Below is a complete transcript of the commentary from the Friday, November 20, Real Time with Bill Maher on HBO:
BILL MAHER (finishing the regular "New Rules" segment): And, finally, new rule, I know the Constitution says there can be no religious test for holding office, but, sorry, you can't get your hands on the nuclear launch codes if you own a painting of yourself with Jesus in a bath robe. This is a painting that hangs in Ben Carson's home of him and Jesus apparently enjoying a spa day.
So, yes, you can believe whatever you want and still run for office, but it's got to work the other way, too. As a voter, it's perfectly fine for me to say, "Uh-uh, Dr. Giggles, because you, sir, are a clear and present dingdong."
Now, we here at Real Time have had our fun with Ben Carson, who seems like a decent man, so I try to overlook some of his, shall we say, unorthodox beliefs, like the pyramids are full of Cheerios. Or when he said that prison turns men gay when we all know that's the Bravo network. I had to put that in there.
ANDY COHEN, BRAVO NETWORK: Now, I know why I'm here.
MAHER: All right. But Ben Carson is a Seventh Day Adventist, a religion founded in the 19th century on Pastor William Miller's guarantee that Jesus would return to Earth on October 22, 1844. Spoiler alert: He didn't. Which you would think would have made the followers go, "Well, I guess that was a bunch of bull****." It's like believing in the Wizard of Oz after Todo pulls back the curtain.
But, no, that's logical, and this is religion. Seventh Day Adventists are obsessed with the world ending, and refer to the world not ending in 1844 as "the great disappointment." They're disappointed that the world still exists. I don't have to agree with a politician on everything. We can disagree on abortion, entitlements, paid sick leave, the earned income tax credit. But the Earth staying is kind of a deal breaker for me.
You know what my great disappointment is? That I live in a country where four out of ten people believe we're living in End Times. And that the stupid media never asks Jesus freaks running for office two questions: Do you believe the world is ending soon? And: Is that a bad thing? Because I'm the opposite of an End Timer. I'm a spend timer. I want to spend as much time as I can on this planet, and I want some planet left for the children and grandchildren who are always kicking the back of my airplane seat.

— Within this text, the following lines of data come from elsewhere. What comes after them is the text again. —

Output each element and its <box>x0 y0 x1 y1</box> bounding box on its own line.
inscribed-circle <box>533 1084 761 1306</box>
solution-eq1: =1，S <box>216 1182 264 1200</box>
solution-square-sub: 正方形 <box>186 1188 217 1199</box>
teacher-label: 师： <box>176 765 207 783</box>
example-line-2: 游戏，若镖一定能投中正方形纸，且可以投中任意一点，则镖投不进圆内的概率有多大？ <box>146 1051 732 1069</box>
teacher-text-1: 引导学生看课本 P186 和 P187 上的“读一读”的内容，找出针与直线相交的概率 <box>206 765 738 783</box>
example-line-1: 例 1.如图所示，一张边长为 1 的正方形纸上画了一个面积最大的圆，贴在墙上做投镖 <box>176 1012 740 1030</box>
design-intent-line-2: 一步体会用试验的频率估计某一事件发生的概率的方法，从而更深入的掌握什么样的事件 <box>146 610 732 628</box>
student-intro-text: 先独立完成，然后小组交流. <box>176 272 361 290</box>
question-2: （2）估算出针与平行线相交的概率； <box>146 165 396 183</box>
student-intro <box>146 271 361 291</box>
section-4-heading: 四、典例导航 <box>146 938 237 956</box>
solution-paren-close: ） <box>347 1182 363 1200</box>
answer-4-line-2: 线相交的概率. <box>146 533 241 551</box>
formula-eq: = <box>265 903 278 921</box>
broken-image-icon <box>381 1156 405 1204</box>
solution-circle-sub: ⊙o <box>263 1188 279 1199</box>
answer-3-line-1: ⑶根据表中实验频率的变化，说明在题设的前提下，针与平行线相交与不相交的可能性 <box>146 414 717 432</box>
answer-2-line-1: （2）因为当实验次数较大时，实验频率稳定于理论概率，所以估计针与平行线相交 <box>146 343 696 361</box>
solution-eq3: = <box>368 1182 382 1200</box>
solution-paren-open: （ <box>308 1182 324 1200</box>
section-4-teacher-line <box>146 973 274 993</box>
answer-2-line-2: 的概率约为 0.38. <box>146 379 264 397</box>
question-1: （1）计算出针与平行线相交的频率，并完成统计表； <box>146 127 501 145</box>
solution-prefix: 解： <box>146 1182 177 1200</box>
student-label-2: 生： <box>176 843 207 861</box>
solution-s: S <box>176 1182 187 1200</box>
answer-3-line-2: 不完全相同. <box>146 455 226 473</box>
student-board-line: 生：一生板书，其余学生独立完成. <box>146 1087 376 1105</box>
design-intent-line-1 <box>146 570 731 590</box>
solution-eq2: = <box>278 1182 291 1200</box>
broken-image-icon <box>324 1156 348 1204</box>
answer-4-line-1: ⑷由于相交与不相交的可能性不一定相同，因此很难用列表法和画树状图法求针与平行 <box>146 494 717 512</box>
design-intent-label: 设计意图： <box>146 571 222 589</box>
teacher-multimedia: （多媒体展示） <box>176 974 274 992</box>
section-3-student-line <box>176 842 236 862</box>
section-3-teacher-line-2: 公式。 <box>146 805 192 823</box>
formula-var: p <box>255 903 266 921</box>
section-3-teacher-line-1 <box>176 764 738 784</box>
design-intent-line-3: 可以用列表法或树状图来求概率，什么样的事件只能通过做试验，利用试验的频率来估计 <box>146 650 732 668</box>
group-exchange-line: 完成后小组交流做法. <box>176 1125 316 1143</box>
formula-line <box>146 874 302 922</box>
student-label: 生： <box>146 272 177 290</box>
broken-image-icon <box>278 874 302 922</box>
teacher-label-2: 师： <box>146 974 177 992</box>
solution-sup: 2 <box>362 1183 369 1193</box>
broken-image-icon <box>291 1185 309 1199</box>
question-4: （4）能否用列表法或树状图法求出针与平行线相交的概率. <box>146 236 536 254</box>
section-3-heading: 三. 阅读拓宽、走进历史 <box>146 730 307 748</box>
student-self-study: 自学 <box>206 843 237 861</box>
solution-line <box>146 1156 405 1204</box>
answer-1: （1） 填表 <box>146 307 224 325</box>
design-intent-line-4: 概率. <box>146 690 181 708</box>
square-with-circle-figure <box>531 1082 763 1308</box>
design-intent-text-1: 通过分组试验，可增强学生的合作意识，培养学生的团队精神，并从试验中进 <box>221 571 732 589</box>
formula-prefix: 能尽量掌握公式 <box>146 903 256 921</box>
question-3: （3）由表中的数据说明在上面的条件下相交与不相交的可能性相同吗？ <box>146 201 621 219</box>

Politicians here love to talk about "fundamental differences." This is as fundamental as it gets, folks. Lamar Smith is the chairman of the House Science Committee, and he's a Christian scientist, which means he doesn't believe in science. He wants to repeal ObamaCare and replace it with prayer. John Shimkus is chairman of the House Subcommittee on the Environment, and he says, "Don't worry about rising sea levels because, in the Bible, God promised Noah there won't be anymore floods."
So what if the oceans are dying and we kill all the fish? Christ can make more. He's done it before.
No wonder nothing ever gets done in this country. How serious can people like this be about wanting to improve the future when they don't think we'll be around for it? A majority of angelicals (sic) say Christ will either probably or definitely return to Earth by 2050, depending on his schedule. So why fix the street lights if there's just going to be a big fight with Satan? Why reform health care? Why wear pants?
Ben Carson says he could, quote, "feel God's fingers" pushing him to be President. You know what? Tell God to keep his fingers to himself. Because we know where those fingers have been: in every war in human history from the ones he started in the Old Testament to the one that just played out in Paris. But, just in case I'm wrong about the Apocalypse, and the end does come while we're off, let me make sure I say it now to all my favorite liberals, who I do really love, Merry War on Christmas, and Happy Hannukah to all of our ages. All right, that's our show. We'll be back January 15th.